The permanent fund has about 30 percent of its holdings in fixed-income assets, or bonds, and Callan and others are projecting extremely low profits from fixed income for up to 10 years.

Those returns might be about 3.25 percent, Allen said, and will bring down total fund earnings for large pension funds, endowments and the Alaska Permanent Fund.

“That’s a tough message to go out and tell people,” Allen said.

That means pension funds, endowments and other big investors will find it difficult to meet their expected returns, unless stocks produce stellar returns, he said.

And U.S. stocks are considered to be relatively fairly priced, with little room for standout gains, he said.

“They want to hear that they’re going to get 8 percent or 8.5 percent,” he said.

The only markets that are predicted to make that level of return are the more risky private equity and emerging markets.

“And nobody is going tohave 100 percent of a portfolio made up of emerging markets and private equity,” he said.

The permanent fund expects to earn a return of 5 percent above inflation, said Executive Director Michael Burns.

It will use the information from the Callan presentation when it makes its investment allocation decision for the next fiscal year in May, he said.

Alaska’s other big fund, the Alaska Retirement Management Board’s trust fund, assumes it will earn 8 percent on its savings when it calculates how much must be contributed each year to meet pension obligations.

Its assumptions include inflation, meaning the real return expectation is closer to the 5 percent the permanent fund is expecting.

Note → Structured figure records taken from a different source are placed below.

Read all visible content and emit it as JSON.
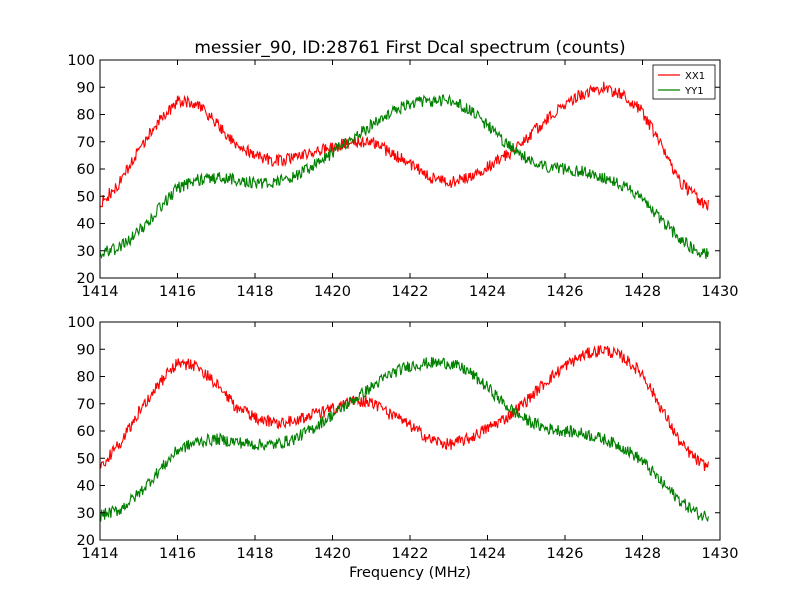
{
  "figure": {
    "title": "messier_90, ID:28761 First Dcal spectrum (counts)",
    "xlabel": "Frequency (MHz)"
  },
  "legend": {
    "entries": [
      {
        "label": "XX1",
        "color": "#ff0000"
      },
      {
        "label": "YY1",
        "color": "#008000"
      }
    ],
    "placement": "top-right"
  },
  "chart_data": [
    {
      "type": "line",
      "title": "messier_90, ID:28761 First Dcal spectrum (counts)",
      "xlabel": "",
      "ylabel": "",
      "xlim": [
        1414,
        1430
      ],
      "ylim": [
        20,
        100
      ],
      "xticks": [
        "1414",
        "1416",
        "1418",
        "1420",
        "1422",
        "1424",
        "1426",
        "1428",
        "1430"
      ],
      "yticks": [
        "20",
        "30",
        "40",
        "50",
        "60",
        "70",
        "80",
        "90",
        "100"
      ],
      "grid": false,
      "legend": "top-right",
      "noise": 2.2,
      "series": [
        {
          "name": "XX1",
          "color": "#ff0000",
          "x": [
            1414.0,
            1414.5,
            1415.0,
            1415.5,
            1416.0,
            1416.5,
            1417.0,
            1417.5,
            1418.0,
            1418.5,
            1419.0,
            1419.5,
            1420.0,
            1420.5,
            1421.0,
            1421.5,
            1422.0,
            1422.5,
            1423.0,
            1423.5,
            1424.0,
            1424.5,
            1425.0,
            1425.5,
            1426.0,
            1426.5,
            1427.0,
            1427.5,
            1428.0,
            1428.5,
            1429.0,
            1429.5,
            1429.7
          ],
          "y": [
            47,
            55,
            67,
            77,
            85,
            84,
            77,
            69,
            65,
            63,
            64,
            66,
            68,
            70,
            70,
            66,
            62,
            57,
            55,
            57,
            61,
            65,
            71,
            78,
            84,
            88,
            90,
            87,
            81,
            68,
            55,
            48,
            47
          ]
        },
        {
          "name": "YY1",
          "color": "#008000",
          "x": [
            1414.0,
            1414.5,
            1415.0,
            1415.5,
            1416.0,
            1416.5,
            1417.0,
            1417.5,
            1418.0,
            1418.5,
            1419.0,
            1419.5,
            1420.0,
            1420.5,
            1421.0,
            1421.5,
            1422.0,
            1422.5,
            1423.0,
            1423.5,
            1424.0,
            1424.5,
            1425.0,
            1425.5,
            1426.0,
            1426.5,
            1427.0,
            1427.5,
            1428.0,
            1428.5,
            1429.0,
            1429.5,
            1429.7
          ],
          "y": [
            29,
            31,
            37,
            45,
            53,
            56,
            57,
            56,
            55,
            55,
            57,
            61,
            66,
            71,
            76,
            81,
            84,
            85,
            85,
            82,
            76,
            69,
            64,
            61,
            60,
            59,
            57,
            54,
            49,
            41,
            34,
            29,
            29
          ]
        }
      ]
    },
    {
      "type": "line",
      "title": "",
      "xlabel": "Frequency (MHz)",
      "ylabel": "",
      "xlim": [
        1414,
        1430
      ],
      "ylim": [
        20,
        100
      ],
      "xticks": [
        "1414",
        "1416",
        "1418",
        "1420",
        "1422",
        "1424",
        "1426",
        "1428",
        "1430"
      ],
      "yticks": [
        "20",
        "30",
        "40",
        "50",
        "60",
        "70",
        "80",
        "90",
        "100"
      ],
      "grid": false,
      "legend": "none",
      "noise": 2.2,
      "series": [
        {
          "name": "XX1",
          "color": "#ff0000",
          "x": [
            1414.0,
            1414.5,
            1415.0,
            1415.5,
            1416.0,
            1416.5,
            1417.0,
            1417.5,
            1418.0,
            1418.5,
            1419.0,
            1419.5,
            1420.0,
            1420.5,
            1421.0,
            1421.5,
            1422.0,
            1422.5,
            1423.0,
            1423.5,
            1424.0,
            1424.5,
            1425.0,
            1425.5,
            1426.0,
            1426.5,
            1427.0,
            1427.5,
            1428.0,
            1428.5,
            1429.0,
            1429.5,
            1429.7
          ],
          "y": [
            47,
            55,
            67,
            77,
            85,
            84,
            77,
            69,
            65,
            63,
            64,
            66,
            68,
            71,
            71,
            66,
            62,
            57,
            55,
            57,
            61,
            65,
            71,
            78,
            84,
            88,
            90,
            87,
            81,
            68,
            55,
            48,
            47
          ]
        },
        {
          "name": "YY1",
          "color": "#008000",
          "x": [
            1414.0,
            1414.5,
            1415.0,
            1415.5,
            1416.0,
            1416.5,
            1417.0,
            1417.5,
            1418.0,
            1418.5,
            1419.0,
            1419.5,
            1420.0,
            1420.5,
            1421.0,
            1421.5,
            1422.0,
            1422.5,
            1423.0,
            1423.5,
            1424.0,
            1424.5,
            1425.0,
            1425.5,
            1426.0,
            1426.5,
            1427.0,
            1427.5,
            1428.0,
            1428.5,
            1429.0,
            1429.5,
            1429.7
          ],
          "y": [
            29,
            31,
            37,
            45,
            53,
            56,
            57,
            56,
            55,
            55,
            57,
            61,
            66,
            71,
            76,
            81,
            84,
            85,
            85,
            82,
            76,
            69,
            64,
            61,
            60,
            59,
            57,
            54,
            49,
            41,
            34,
            29,
            29
          ]
        }
      ]
    }
  ]
}
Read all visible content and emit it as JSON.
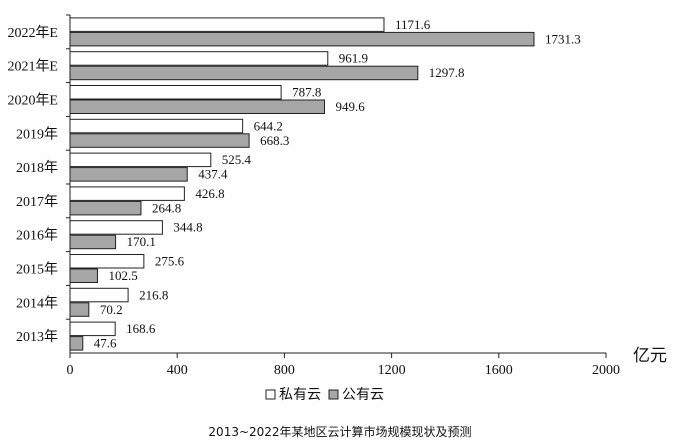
{
  "chart_data": {
    "type": "bar",
    "orientation": "horizontal",
    "categories": [
      "2022年E",
      "2021年E",
      "2020年E",
      "2019年",
      "2018年",
      "2017年",
      "2016年",
      "2015年",
      "2014年",
      "2013年"
    ],
    "series": [
      {
        "name": "私有云",
        "color": "#ffffff",
        "values": [
          1171.6,
          961.9,
          787.8,
          644.2,
          525.4,
          426.8,
          344.8,
          275.6,
          216.8,
          168.6
        ]
      },
      {
        "name": "公有云",
        "color": "#a6a6a6",
        "values": [
          1731.3,
          1297.8,
          949.6,
          668.3,
          437.4,
          264.8,
          170.1,
          102.5,
          70.2,
          47.6
        ]
      }
    ],
    "value_labels": [
      [
        "1171.6",
        "961.9",
        "787.8",
        "644.2",
        "525.4",
        "426.8",
        "344.8",
        "275.6",
        "216.8",
        "168.6"
      ],
      [
        "1731.3",
        "1297.8",
        "949.6",
        "668.3",
        "437.4",
        "264.8",
        "170.1",
        "102.5",
        "70.2",
        "47.6"
      ]
    ],
    "xlim": [
      0,
      2000
    ],
    "xticks": [
      0,
      400,
      800,
      1200,
      1600,
      2000
    ],
    "xtick_labels": [
      "0",
      "400",
      "800",
      "1200",
      "1600",
      "2000"
    ],
    "unit": "亿元",
    "title": "2013~2022年某地区云计算市场规模现状及预测",
    "legend_position": "bottom-center",
    "grid": false
  }
}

Some think that amount is too much to expect. Allen said Ohio recently dropped its earnings expectations from 8 percent to 7.25 percent.

That resulted in “painful” contribution increases, Allen said.

One way to avoid that is to make higher yielding investments, but that comes at a cost, Allen said.

“Getting a 5 percent (real) return is going to require people to take more risk thatnthey’re used to,” he said.

That’s something that some individuals are already doing, said Bill Moran, chairman of the board of trustees and president of Ketchikan-based First Bank.

“That’s something that we’re already seeing at the bank level,” Moran said.

“After three years of getting zero on their savings accounts, people are getting impatient,” he said.

Callan representatives suggested that the permanent fund could lower its earnings expectations, as it doesn’t have the same kind of payment obligations as the retirement funds.

PFDs are based on a formula that looks at an average of the previous five years’ profits.

“I’m not sure there’s a real strong reason why your hurdle rate needs to be that high,” Allen said.

O’Leary called 5 percent a reasonable return expectation over the very long term.

“Historically that has been achieved, but there have been periods of a decade or more when it hasn’t been achieved,” he said.

Idaho’s retirement fund manager Robert Maynard serves as an adviser to Alaska’s funds, and told the trustees Thursday his state had reduced its earnings expectation to 7.25 percent.

O’Leary called that “clearly at the low end of the public fund arena,” though he noted there were a few below even that.

In other business, the trustees reviewed Burns’ job performance and gave him a 5 percent raise, retroactive to last July 1.